Üzülerek öğrenmiş bulunuyoruz ki. Ağrı valisi, Belediye Başkanı ve milletvekilleri ile kendilerine yakın birkaç sivil toplum örgütü Ağrı protokolü ve heyeti adı altında Cumhurbaşkanına bir ziyaret gerçekleştirmişlerdir.
Neden üzüldüğümüzü anlatayım;
Malumunuz Cumhurbaşkanlığı her istenildiği zaman ziyaret edilebilecek bir makam değil. Böyle bir fırsat yakalanmışken sözde Ağrı heyeti denilen topluluğun bu kadar dar tutularak ve aceleci davranılarak Cumhurbaşkanına çıkarılması olayın samimiyet ve önem derecesini ne kadar düşük olduğunu işaret ediyor.
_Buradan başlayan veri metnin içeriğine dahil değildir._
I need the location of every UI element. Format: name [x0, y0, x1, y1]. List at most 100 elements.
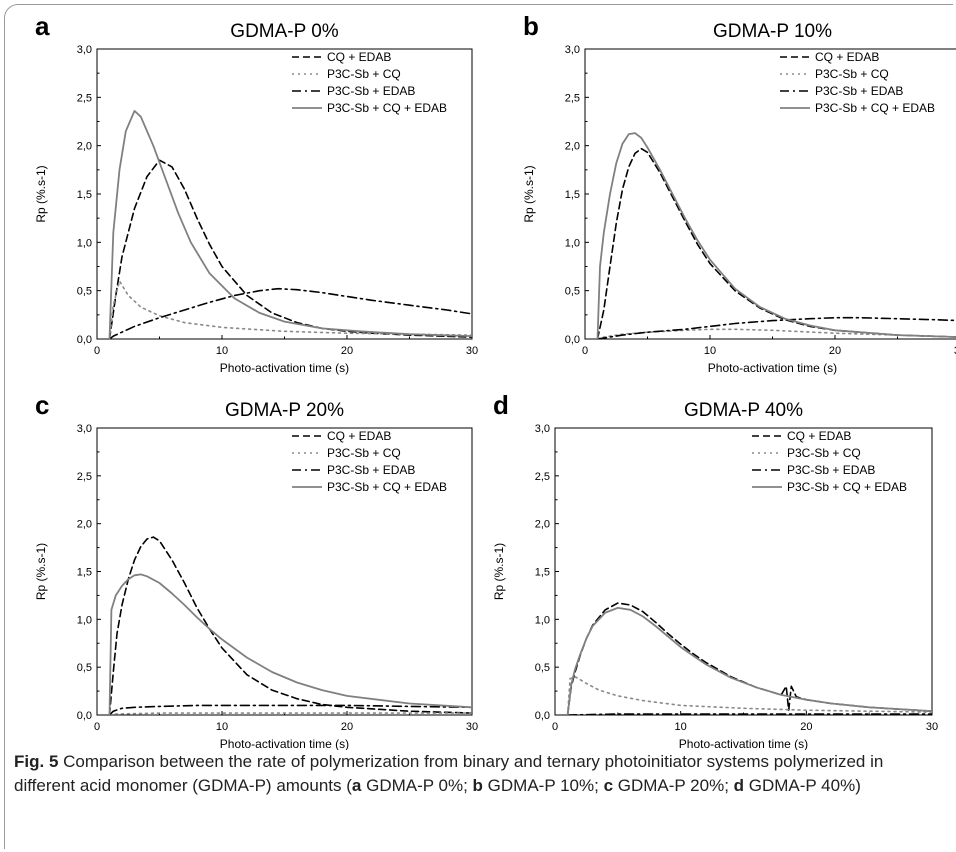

İlimizin en önemli sivil toplum örgütlerinden bazılarının bilinçli ya da bilinçsiz bu ziyaretin dışında tutulması bizlerde üzüntü yarattığı gibi, şüphelerde uyandırmıştır. Acaba bu gerçekten Ağrının sorunlarının konuşulduğu ve Cumhurbaşkanına iletildiği bir toplantımıydı. Eğer öyleyse neden bu heyet içerisinde Demokrasinin ve çalışma hayatının en önemli unsuru sendikalar bulunmamaktadır. Eğer bu heyet Ağrının işsizlik sorununu dile getirdiyse, bunu sendikalardan daha iyi bilen kim var ? Bu heyet içerisinde ve kim daha iyi anlata bilir.
Sadece Sendikalar değil, Muhtarlar Derneği, Şoförler ve Otomobilciler Derneği, Engelli ve Özürlü yurttaşlarımızı temsil eden dernekler, spor kulüplerimizi temsil eden Dernekler, Yurt-Ay, İl Genel Meclis Üyeleri ve bunlar gibi diğer dernekler.
Birlik ve beraberliğe en çok ihtiyacımızın olduğu bu günlerde, bu tür tutum ve davranışların sergilenmesi hiçbir fayda sağlamayacağı gibi var olan bazı değerlerinde yitip gitmesine sebep olacaktır.
İşsizliği sendikalardan daha iyi kim anlatabilir, Köy ve köylülerin sorunlarını muhtarlardan kim daha iyi bilir ve anlata bilir, engelli birinin sorunlarını ancak bir engelli bilir ( acaba aralarında bir engelli var mıdır ) spordan anlayan ve sporla iç içe olan kaç kişi oradaydı.
Cumhurbaşkanıyla kaç dakika görüşüldü?, ve bu sürede hangi sorun anlatıldı ?
Ağrı için Cumhurbaşkanı ile görüşülmesi çok önemli bir olaydır. Ama toplumun en önemli kesimlerinin bunun dışında tutulması da bir o kadar üzüntü vericidir. Orada olması en son gerekenler oradayken, Ağrının sorunlarını en iyi bilen ve birebir muhatabı olanların orada olmaması bizlerce çok manidardır ve kabullenilecek bir durum değildir. Orada gördüğümüz tablo Ağrı heyetinden çok Ağrının bir sonraki seçimlerdeki aday adayları tablosuna benzemektedir.
Bu sözlerimiz bu görüşmeyi organize edenlere.
Birde birkaç sözümüz toplantıya katılanlara var.
Umarız orada temsil edilmeyenlerin sorunları bütün gerçekçiliğiyle anlatılmıştır. Yinede beklerdik ki toplantıyı düzenleyenlerin düşünemediğini katılımcılar düşünsün ve bu toplantı hem Ağrı, hem de Cumhurbaşkanı için doyurucu olsun. Umuyoruz ki Sayın Cumhurbaşkanımız içinde Sendikaların, Muhtarlar Derneğinin, Engelli vatandaşların, gençlerin olmadığı bir heyeti her şeye rağmen ciddiyetle karşılamıştır.
Yaklaşık bir aydan beri Ağrıdaki sivil toplum örgütleriyle yaptığımız görüşmelerde, Şeker Fabrikasının özelleştirilmesi ve kapatılmasına karşı destek talebinde bulunulmuştur. Maalesef birkaçı dışında hiçbiri destekte bulunmadığı gibi sıfır parayla satın gitsin gibi laflarla olaya ne kadar duyarsız ve ehemmiyetten uzak yaklaştıklarını göstermişlerdir. İlimize yılda 100 milyon TL girdi sağlayan Şeker Fabrikasına duyarsız kalmaları anlaşıla bilir değil. Acaba bu sorun dile getirilirse sorunu dile getiren için yarın milletvekili adayı olduğunda olumsuz referans olma ihtimali düşünülerek mi? Korkulmaktadır.